Triple vitrage, panneaux photovoltaïques et domotique

Le choix de la démarche environnementale est l’un des éléments clés du projet. “La certification HQE va plus loin que les démarches ‘écolabels’. Ici, nous avons adopté une vision locale sur l’ensemble du projet : réduction du coût de transport pour le chantier, choix des matériaux, choix de l’énergie dans la construction.” Une étude thermique spécifique a été demandée par Certivéa, l’organisme certificateur. “Globalement, nous avons choisi un chauffage au gaz dans les chambres, et un chauffage double, au gaz et par soufflage d’air chaud, dans les espaces collectifs. Les chambres, sauf au dernier étage, sont équipées d’un système domotique qui nous permet de réguler le chauffage depuis la réception, à +/- 3 °C, souligne Cédric Hennion, directeur commercial et de l’hébergement de l’hôtel des Francs. Enfin, chaque façade présente un système d’isolation différent. Ainsi la façade sud est-elle plus densément équipée de pare-soleil que les autres, et ses murs moins isolés que la façade nord. La façade ouest dispose, elle, d’un store mobile intégré avec des fenêtres à triple vitrage, et est équipée de 313 m2 de panneaux photovoltaïques.
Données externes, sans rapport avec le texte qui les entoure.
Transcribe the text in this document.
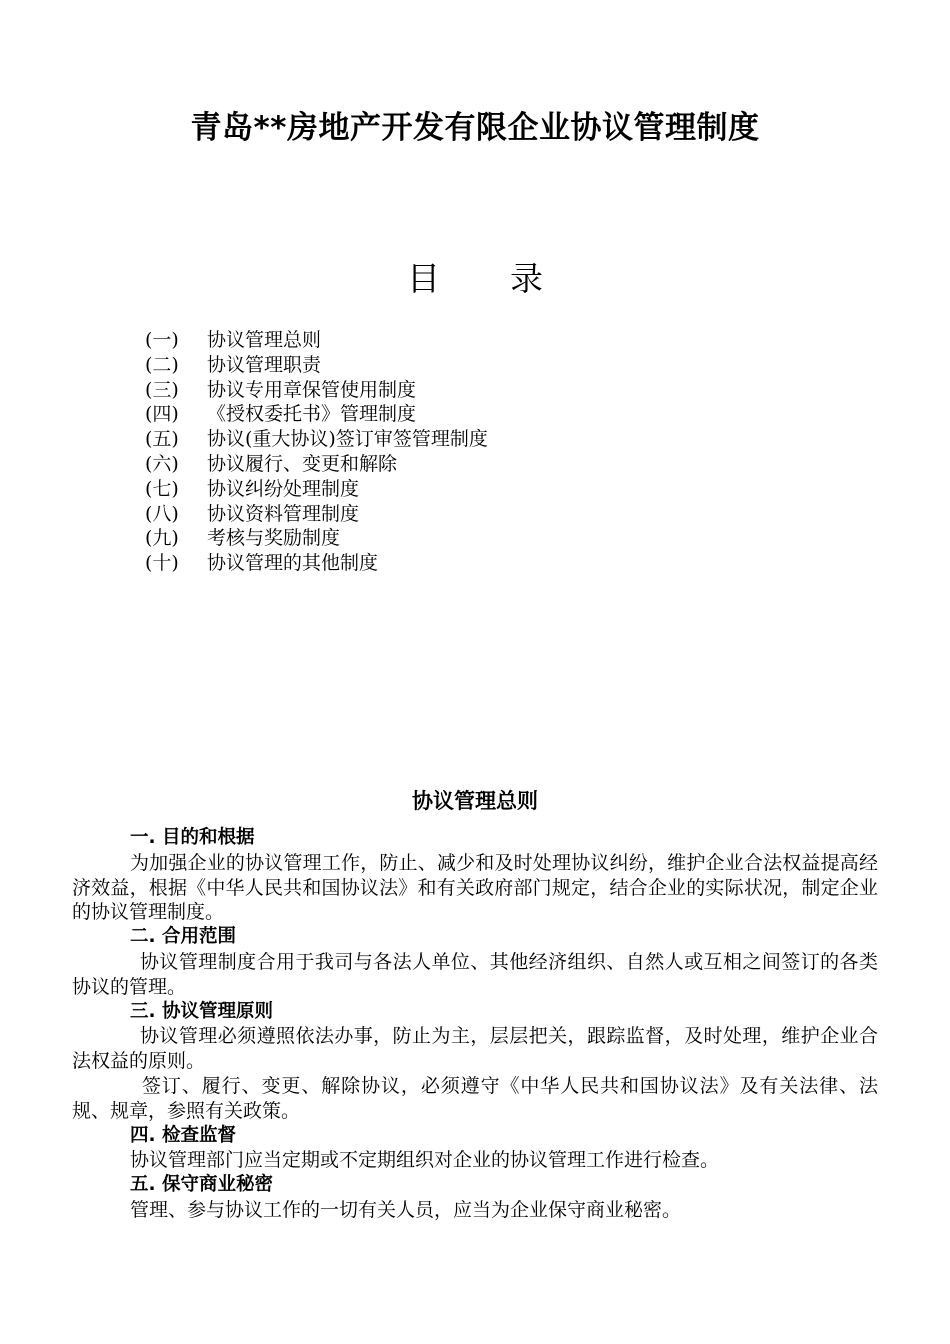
青岛**房地产开发有限企业协议管理制度
目 录
(一)	协议管理总则
(二)	协议管理职责
(三)	协议专用章保管使用制度
(四)	《授权委托书》管理制度
(五)	协议(重大协议)签订审签管理制度
(六)	协议履行、变更和解除
(七)	协议纠纷处理制度
(八)	协议资料管理制度
(九)	考核与奖励制度
(十)	协议管理的其他制度
协议管理总则
一. 目的和根据

为加强企业的协议管理工作，防止、减少和及时处理协议纠纷，维护企业合法权益提高经济效益，根据《中华人民共和国协议法》和有关政府部门规定，结合企业的实际状况，制定企业的协议管理制度。

二. 合用范围

协议管理制度合用于我司与各法人单位、其他经济组织、自然人或互相之间签订的各类协议的管理。

三. 协议管理原则

协议管理必须遵照依法办事，防止为主，层层把关，跟踪监督，及时处理，维护企业合法权益的原则。

签订、履行、变更、解除协议，必须遵守《中华人民共和国协议法》及有关法律、法规、规章，参照有关政策。

四. 检查监督

协议管理部门应当定期或不定期组织对企业的协议管理工作进行检查。

五. 保守商业秘密

管理、参与协议工作的一切有关人员，应当为企业保守商业秘密。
Enfin, l’eau est partiellement chauffée par des ballons solaires qui, en période estivale, pourraient couvrir 70 % de la consommation des chambres.

Jeunesse des équipes et qualité de la restauration

Pour autant, ce ne sont pas ces seules vertus environnementales qui font venir les clients. L’hôtel dispose d’autres atouts auxquels les clients sont sensibles, comme la jeunesse de son équipe. “La moyenne d’âge des 27 personnes recrutées est de 25 ans, déclare Yves Dupont.”. La plupart sont originaires de Soissons : “une autre façon de penser local”, confie Jean-Gérald Berthier.

Mais s’il fallait ne citer qu’un point fort de l’hôtel, ce serait assurément son restaurant, le Relais des Vignes. Le chef, Nicolas Baudon, transfuge du Saint James & Albany, a su instaurer une qualité de cuisine indiscutable, en se fondant notamment sur une équipe en cuisine totalement dévouée. Produits excellents, cuissons justes, les plats s’enchaînent et le service est attentionné. Les prix sont modestes, avec deux menus le midi à 17 et 23 euros. La clientèle locale ne s’y trompe pas, et revient.

Espace, clarté et équipements haut de gamme

La prestation d’hébergement et de services, de haut standing, justifie les étoiles. Les chambres, de 18 à 40 m2, sont réparties en plusieurs gammes : standard, ‘executive’, deluxe ou familiale, à des prix allant de 98 à 155 euros. L’hôtel, dans sa conception, a privilégié l’espace et la clarté, avec des harmonies de couleurs entre le marron glacé, le chocolat et le gris Dior. La pierre de taille locale est omniprésente, jusque dans les couloirs, très larges, conçus pour le plus grand confort des clients ainsi que du personnel. Seule entorse à la démarche écolabel : huit chambres du dernier étage sont climatisées, de même que les salles de réunion avec wifi, écran intégré…

Aujourd’hui, l’hôtel des Francs a trouvé son positionnement. Des entreprises parisiennes envisagent déjà d’y organiser séminaires et réunions. Preuve qu’une nouvelle offre peut, quand elle est créative, susciter une nouvelle demande.